L'Islamic Republic of Iran Broadcasting può così asserire che Sayyed Ali Mousavi Habibi è stato ucciso da non meglio definiti "terroristi" e che la morte di tutte le vittime della giornata sarebbe avvenuta in circostanze dubbie. Qui occorre ricordare che il mainstream "occidentale" non ha alcuna remora, da anni, a definire "terrorista" chiunque non abbia in regola le carte per le quali è la committenza politica a decidere le regole. L'"Occidente" è talmente "libero" che è ormai sufficiente gettare un petardo al pallonaio per doversela vedere, magari dopo mesi, con la gendarmeria e con la galera.
E si deve anche ricordare che il Mousavi sconfitto alle elezioni di giugno e leader dell"onda verde" non è né un signor nessuno né un rivoluzionario nel senso corrente del termine, ma un politico di lunghissimo corso che alla Repubblica Islamica ed al suo assetto istituzionale deve praticamente tutto e che ricoprì l'incarico di primo ministro ai tempi della "guerra imposta", durante la quale la tolleranza verso il dissenso non esisteva neppure come vocabolo.
Se volessimo fare un paragone con lo stato che occupa la penisola italiana, potremmo arrivare a sostenere che manifestare e rischiare la vita per Mousavi è un po' come manifestare e rischiare la vita per Clemente Mastella.
Un'altra cosa interessante riportata dall'articolo in link è l'asserzione secondo la quale la polizia di Tehran sarebbe scesa in piazza disarmata. Esistono immagini che riprendono poliziotti inseguiti da gente intenta a legnarli di santa ragione, ed altre che riprendono persone che agitano scudi, manganelli ed anfibi a mo' di trofei; questo sembrerebbe confermare il fatto.

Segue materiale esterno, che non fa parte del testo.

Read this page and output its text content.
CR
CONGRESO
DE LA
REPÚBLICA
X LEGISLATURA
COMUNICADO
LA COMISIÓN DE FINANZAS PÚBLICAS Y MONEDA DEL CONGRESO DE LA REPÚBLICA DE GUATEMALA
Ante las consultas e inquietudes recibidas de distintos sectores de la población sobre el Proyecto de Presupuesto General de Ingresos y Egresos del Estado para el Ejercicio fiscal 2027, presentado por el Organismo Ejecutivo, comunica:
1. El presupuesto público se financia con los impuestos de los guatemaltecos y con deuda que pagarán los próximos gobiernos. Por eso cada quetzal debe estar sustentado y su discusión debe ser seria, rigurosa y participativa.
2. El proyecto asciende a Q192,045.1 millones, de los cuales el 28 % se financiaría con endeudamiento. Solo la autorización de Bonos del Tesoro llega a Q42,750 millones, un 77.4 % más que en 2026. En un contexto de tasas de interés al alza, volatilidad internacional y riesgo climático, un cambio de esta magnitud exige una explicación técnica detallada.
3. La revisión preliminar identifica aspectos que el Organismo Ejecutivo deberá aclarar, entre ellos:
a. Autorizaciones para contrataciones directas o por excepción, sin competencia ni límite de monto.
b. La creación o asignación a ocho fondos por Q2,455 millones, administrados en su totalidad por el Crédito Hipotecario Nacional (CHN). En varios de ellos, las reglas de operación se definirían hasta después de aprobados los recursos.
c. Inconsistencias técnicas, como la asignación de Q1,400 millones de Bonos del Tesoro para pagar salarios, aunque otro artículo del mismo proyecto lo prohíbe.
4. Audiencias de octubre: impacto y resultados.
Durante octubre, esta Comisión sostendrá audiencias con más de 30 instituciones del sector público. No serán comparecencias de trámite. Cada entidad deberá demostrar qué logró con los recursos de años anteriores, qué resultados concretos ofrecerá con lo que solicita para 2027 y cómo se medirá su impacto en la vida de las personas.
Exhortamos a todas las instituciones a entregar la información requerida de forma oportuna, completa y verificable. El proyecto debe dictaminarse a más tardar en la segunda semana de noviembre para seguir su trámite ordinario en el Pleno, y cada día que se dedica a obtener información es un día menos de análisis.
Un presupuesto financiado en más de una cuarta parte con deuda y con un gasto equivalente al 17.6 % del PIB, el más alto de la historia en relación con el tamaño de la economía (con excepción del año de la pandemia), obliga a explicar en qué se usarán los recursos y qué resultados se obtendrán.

Le notizie sulle manifestazioni di Ashura riportate dall'Islamic Republic of Iran Broadcasting sono generalmente intonate alla denuncia di un ubiquo complotto ordito da potenze straniere. La cosa può suonare assurda -in assenza di riscontri obiettivi non la si può qualificare come assurda in modo reciso- ma la storia dell'Iran, almeno dai tempi di Mossadeq in poi, presenta tanti e tanto macroscopici casi di intromissione straniera negli affari interni del paese da consentire al mainstream di fare del complottismo un vero e proprio cavallo di battaglia, ed altre pezze d'appoggio per un simile modo di comportarsi vengono dall'ondata di "rivoluzioni" colorate con le quali gli statunitensi hanno creato negli scorsi anni una rete di governi presuntamente amici, in qualche caso finiti peggio di male come attesta l'umiliante esperienza di Saakashvili, il cadavere politico alla guida della Repubblica di Georgia salito al potere grazie alla "rivoluzione delle rose".

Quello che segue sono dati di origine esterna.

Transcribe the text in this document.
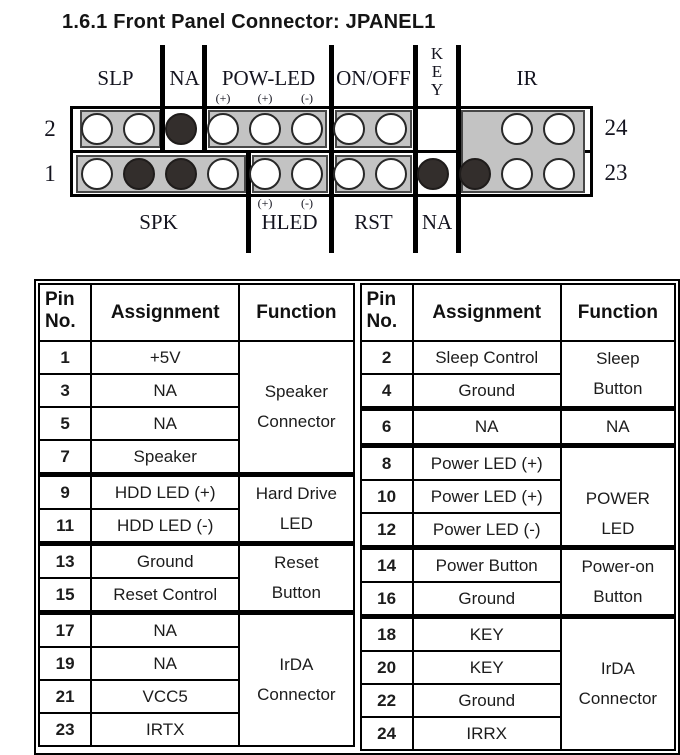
1.6.1 Front Panel Connector: JPANEL1
SLP	NA	POW-LED ON/OFF	IR
K
E
Y
(+)	(+)	(-)
SPK	HLED	RST	NA
(+)	(-)
2
1
24
23
Pin
No.	Assignment	Function
1	+5V	Speaker
Connector

3	NA	
5	NA	
7	Speaker	
9	HDD LED (+)	Hard Drive
LED

11	HDD LED (-)	
13	Ground	Reset
Button

15	Reset Control	
17	NA	IrDA
Connector

19	NA	
21	VCC5	
23	IRTX	
Pin
No.	Assignment	Function
2	Sleep Control	Sleep
Button

4	Ground	
6	NA	NA

8	Power LED (+)	POWER
LED

10	Power LED (+)	
12	Power LED (-)	
14	Power Button	Power-on
Button

16	Ground	
18	KEY	IrDA
Connector

20	KEY	
22	Ground	
24	IRRX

La produzione mediatica del mainstream iraniano non ha motivo di sottrarsi alla prassi ed agli interessi che governano la sua controparte "occidentale" in generale ed "occidentalista" in particolare; c'è se mai da chiedersi in tutta serietà per quale motivo il mainstream "occidentale" si prodiga tanto nell'assegnare o nel negare patenti di "democrazia" che nessuno ha chiesto, e per quale motivo amplifichi gli eventi di Tehran in misura tale da finire per nuocere agli stessi manifestanti.

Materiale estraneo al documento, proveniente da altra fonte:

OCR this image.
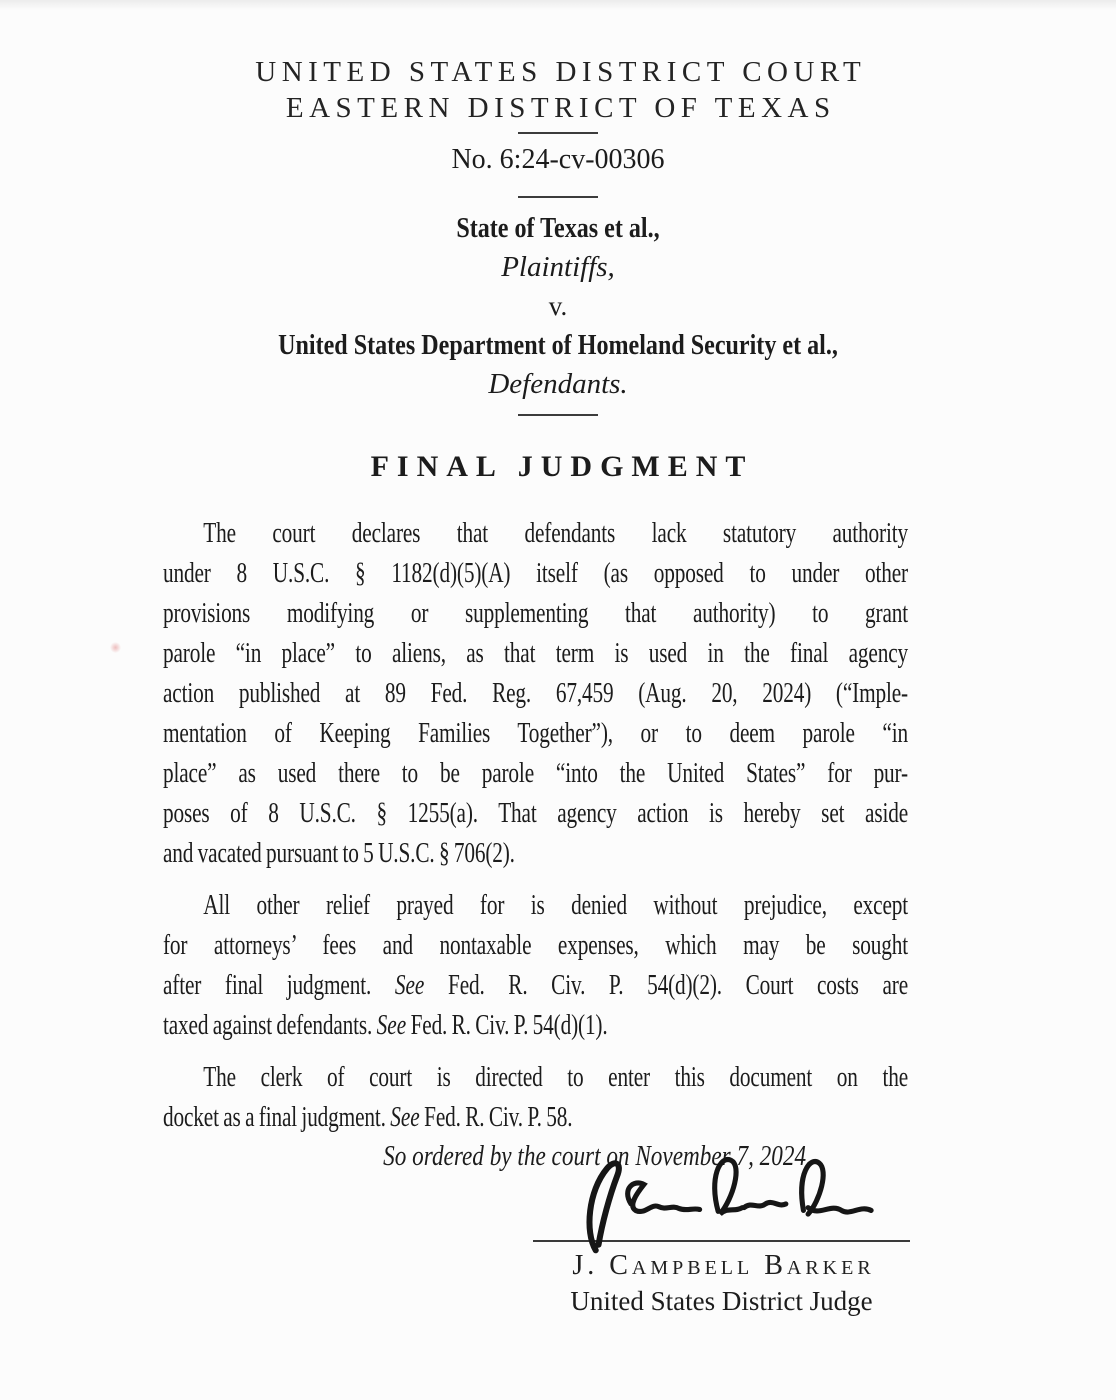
UNITED STATES DISTRICT COURT
EASTERN DISTRICT OF TEXAS
No. 6:24-cv-00306
State of Texas et al.,
Plaintiffs,
v.
United States Department of Homeland Security et al.,
Defendants.
FINAL JUDGMENT
The court declares that defendants lack statutory authority
under 8 U.S.C. § 1182(d)(5)(A) itself (as opposed to under other
provisions modifying or supplementing that authority) to grant
parole “in place” to aliens, as that term is used in the final agency
action published at 89 Fed. Reg. 67,459 (Aug. 20, 2024) (“Imple-
mentation of Keeping Families Together”), or to deem parole “in
place” as used there to be parole “into the United States” for pur-
poses of 8 U.S.C. § 1255(a). That agency action is hereby set aside
and vacated pursuant to 5 U.S.C. § 706(2).
All other relief prayed for is denied without prejudice, except
for attorneys’ fees and nontaxable expenses, which may be sought
after final judgment. See Fed. R. Civ. P. 54(d)(2). Court costs are
taxed against defendants. See Fed. R. Civ. P. 54(d)(1).
The clerk of court is directed to enter this document on the
docket as a final judgment. See Fed. R. Civ. P. 58.
So ordered by the court on November 7, 2024.
J. Campbell Barker
United States District Judge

Qualcuno qualche dubbio deve esserselo posto, perché il famigerato Twitter, lanciato in grande stile in occasione delle manifestazioni del passato giugno da un mainstream "occidentale" che ha preso come oro colato tutto quello che ne usciva, stavolta ha di molto diminuito il proprio cinguettio.
La campagna di marketing con il sangue altrui dev'essere già finita.